Both north and south of the Alps another and obviously enduring cause fostered the habit of regarding the Classics as storehouses of knowledge: the fact that they were such for all the mediaeval centuries. They included not only poetry and eloquence, but also history, philosophy, natural knowledge, law and polity. The knowledge contained in them exceeded what the men of western Europe otherwise possessed. As century after century passed, mediaeval men learned more for themselves, and also drew more largely on the classic store. Yet it remained unexhausted. The twelfth and thirteenth centuries constitute the great mediaeval epoch. Men were then opening their eyes a little to observe the natural world, and were thinking a little for themselves. Nevertheless the chief increase in knowledge issued from the gradual discovery and mastering of the works of Aristotle. These centuries, like their predecessors, make clear that men who inherit from a greater past a universal literature containing the best they can conceive and more knowledge than they can otherwise attain, will be likely to regard every part of this literature as in some way a source of knowledge, physical or metaphysical, historical or ethical. And the Classics merited such regard; for where they did not instruct in science, they imparted knowledge of life, and norms and instances of conduct, from which men still may draw guidance. We have outlearned the physics, and perhaps the metaphysics of the Greeks; their knowledge of nature, in comparison with ours, was but as a genial beginning; their polities and their formal ethics we have tried and tested; but we have not risen above the power and inspiration of the story of Greece and Rome, and the exemplifications of life in the Greek and Latin Classics. It has not ceased to be true that he who best loves the Classics, and most deeply feels and glories in their unique excellence as literature, is he who still draws life from them, and discipline and knowledge. Their true lovers, like the true lovers of all noble literature, are always in a state of pupilage to the poems and the histories they love.

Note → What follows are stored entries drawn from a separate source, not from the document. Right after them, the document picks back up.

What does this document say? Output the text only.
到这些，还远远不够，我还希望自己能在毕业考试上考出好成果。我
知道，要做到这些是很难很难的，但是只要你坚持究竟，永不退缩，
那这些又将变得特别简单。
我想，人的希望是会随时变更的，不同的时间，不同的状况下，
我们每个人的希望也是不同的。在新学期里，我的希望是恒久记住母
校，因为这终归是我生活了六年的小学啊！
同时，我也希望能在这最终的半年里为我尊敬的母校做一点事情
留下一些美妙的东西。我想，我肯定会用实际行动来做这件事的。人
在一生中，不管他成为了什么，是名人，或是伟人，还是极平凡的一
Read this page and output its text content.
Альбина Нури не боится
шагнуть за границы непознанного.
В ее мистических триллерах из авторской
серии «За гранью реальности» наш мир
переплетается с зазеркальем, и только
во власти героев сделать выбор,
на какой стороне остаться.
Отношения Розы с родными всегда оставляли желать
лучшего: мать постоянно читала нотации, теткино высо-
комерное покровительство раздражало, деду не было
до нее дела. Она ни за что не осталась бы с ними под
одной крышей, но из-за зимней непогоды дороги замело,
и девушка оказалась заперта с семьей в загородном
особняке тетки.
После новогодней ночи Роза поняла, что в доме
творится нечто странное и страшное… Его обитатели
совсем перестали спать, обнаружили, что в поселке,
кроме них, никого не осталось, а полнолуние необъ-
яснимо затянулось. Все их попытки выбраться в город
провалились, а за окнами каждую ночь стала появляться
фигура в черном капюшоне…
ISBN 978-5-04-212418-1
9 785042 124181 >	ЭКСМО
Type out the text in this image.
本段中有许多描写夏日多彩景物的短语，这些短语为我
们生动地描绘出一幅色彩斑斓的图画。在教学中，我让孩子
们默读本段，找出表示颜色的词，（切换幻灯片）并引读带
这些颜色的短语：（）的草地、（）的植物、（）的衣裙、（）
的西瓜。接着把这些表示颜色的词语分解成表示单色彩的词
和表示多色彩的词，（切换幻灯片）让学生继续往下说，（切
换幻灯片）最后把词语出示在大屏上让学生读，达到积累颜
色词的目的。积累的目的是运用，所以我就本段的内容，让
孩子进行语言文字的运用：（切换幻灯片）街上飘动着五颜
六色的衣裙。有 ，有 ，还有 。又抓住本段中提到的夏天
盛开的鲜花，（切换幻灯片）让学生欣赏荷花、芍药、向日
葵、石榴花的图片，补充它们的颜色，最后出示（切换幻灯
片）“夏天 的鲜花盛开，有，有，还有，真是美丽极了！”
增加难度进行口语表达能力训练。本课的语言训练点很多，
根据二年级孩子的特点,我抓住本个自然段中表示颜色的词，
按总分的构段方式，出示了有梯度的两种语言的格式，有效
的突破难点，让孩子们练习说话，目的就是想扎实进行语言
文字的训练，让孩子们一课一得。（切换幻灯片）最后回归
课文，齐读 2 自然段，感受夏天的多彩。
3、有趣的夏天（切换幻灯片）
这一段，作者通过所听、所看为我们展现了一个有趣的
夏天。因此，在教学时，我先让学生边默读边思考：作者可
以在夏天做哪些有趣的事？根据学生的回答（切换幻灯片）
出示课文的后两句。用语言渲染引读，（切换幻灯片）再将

Obviously then no final word lies in the statement that through the Middle Ages men turned to the Classics for instruction. They did indeed turn to them for all kinds of knowledge, and for discipline. Often they looked for instruction from Ovid or Virgil in a way to make us smile. Often they were like schoolboys, dully conning words which they did not feel and so did not understand. But in the tenth century, and in the twelfth, some men admired and loved the Latin Classics, and drew from them, as we may, lessons which are learned only by those who love aright.